Saturday 25 July 2020

Context, streetscape, revisionism

Toppling statues, in Bristol and elsewhere, has been flavour-of-the-month for Black Lives Matter. It behooves us all to scrutinise the whole lives of the heroes of our streetscapes and adjust our appreciation accordingly. Take Andrew Carnegie, for example, he started from nothing, emigrated to America and became a multi-millionaire steel magnate, philanthropist and golfer. In 1901, at the age of 66, he sold all his steel holdings to JP Morgan for $303,450,000 or  for $480,000,000 and retired on his money [what's $180million between sources?].  There are only so many yachts and mansions that you can use and Carnegie spent the last 18 years of his life endowing public libraries in Scotland and elsewhere in the English speaking world including more than 60 in Ireland . . . and Carnegie Hall in NYC! What's not to like about that?

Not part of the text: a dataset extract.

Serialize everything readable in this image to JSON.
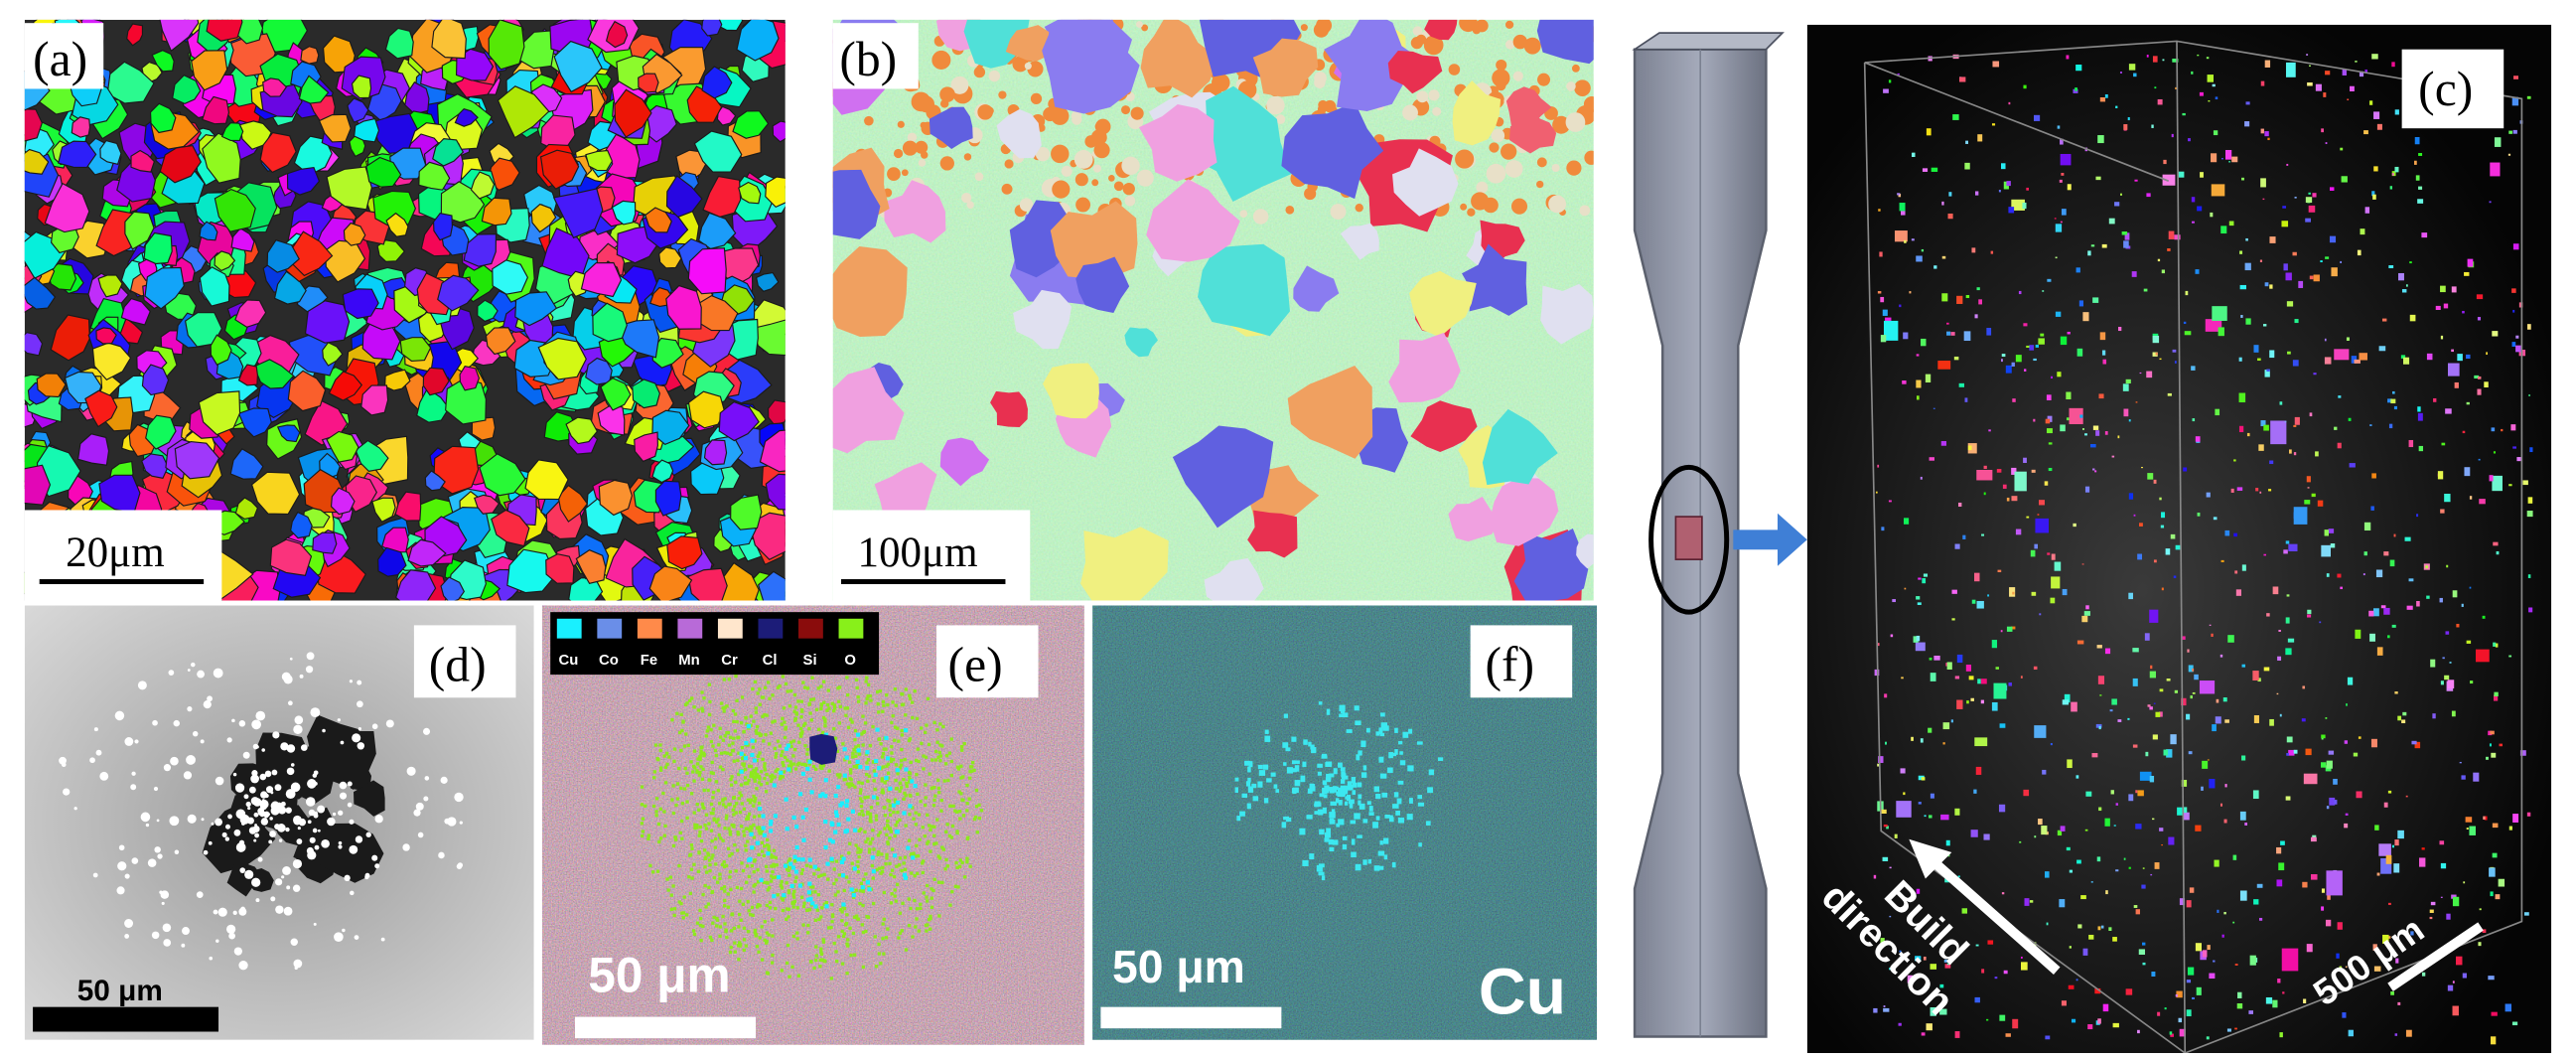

Well the back-story is that one of the first libraries built with Carnegie money was constructed in Johnstown, PA in 1889 after the original building was swept away in a disastrous flood which killed 2,000 people. Carnegie Catechism:
  • What was the cause of the flood? 
    • A failed dam on the South Fork of the Little Conemaugh River. 
  • And who built the dam?
    • South Fork Fishing and Hunting Club
  • And who owned the SFFHC?
    • Fifty local magnates including Andrew Carnegie
Carnegie was able to become, briefly, the richest man on the planet because he was the Jeff Bezos of his day. Reducing the cost of production to the lowest possible level by increasing mechanisation but also by shaving wages to the bone. That was instrumental in the polarization of labour relations as the Amalgamated Association of Iron and Steel Workers (the AA) moved in to get a better deal for the workers. Depending on your view-point this culminated in the Homestead Strike / Homestead Lock-out / Homestead Massacre of July 1893. Should we bulldoze those libraries, because they were built with blood-money?